Para iluminar o caminho, Cregger constrói um roteiro que – como seu anterior, o excelente Noites Brutais (Barbarian, 2022), salta no tempo, troca de perspectiva e conecta personagens – apresenta os eventos da investigação que se segue através de diferentes pontos de vista; cada um completando buracos deixados pelo anterior. Há Justine, Archer, e também o policial Paul (Alden Ehrenreich), o morador de rua James (Austin Abrams), o diretor do colégio, Marcus (Benedict Wong), e, finalmente, há Alex Lilly (Cary Christopher), um menino da mesma escola que pode, ou não, saber algo sobre o desaparecimento dos colegas. Passando o bastão de um para o outro, A Hora do Mal funciona como redemoinho, sugando cada um destes nomes para o centro de uma fantasia sombria à la Stephen King.
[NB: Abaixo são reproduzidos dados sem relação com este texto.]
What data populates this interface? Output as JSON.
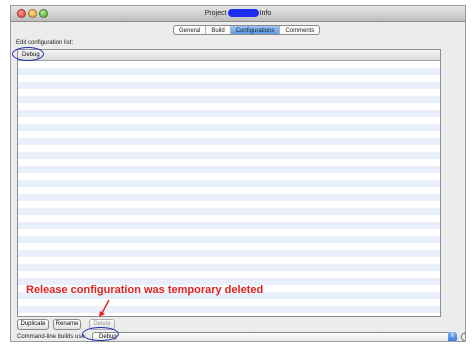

King claramente influenciou toda a obra de Cregger, e há piscadelas para It e O Iluminado, mas a assinatura do diretor segue presente. Como em Noites Brutais, ele não está interessado em assustar por assustar. Há uma veia cômica perceptível em A Hora do Mal, uma espécie bizonha de humor que toma forma quando a personagem de Amy Madigan entra em cena, trazendo uma atuação com doses iguais de estranheza, risos nervosos e fragilidade trágica. Há, também, um cuidado textual a mais com os protagonistas. Se o terror hollywoodiano moderno às vezes sofre por transformar as figuras da história em funções a serem cumpridas para chegar ao próximo susto, o diretor-roteirista enxerga cada um individualmente – com dilemas à parte do enredo principal, falhas de caráter e charmes particulares. Isso é um prato cheio para o elenco, em especial Garner, Ehrenreich e Brolin.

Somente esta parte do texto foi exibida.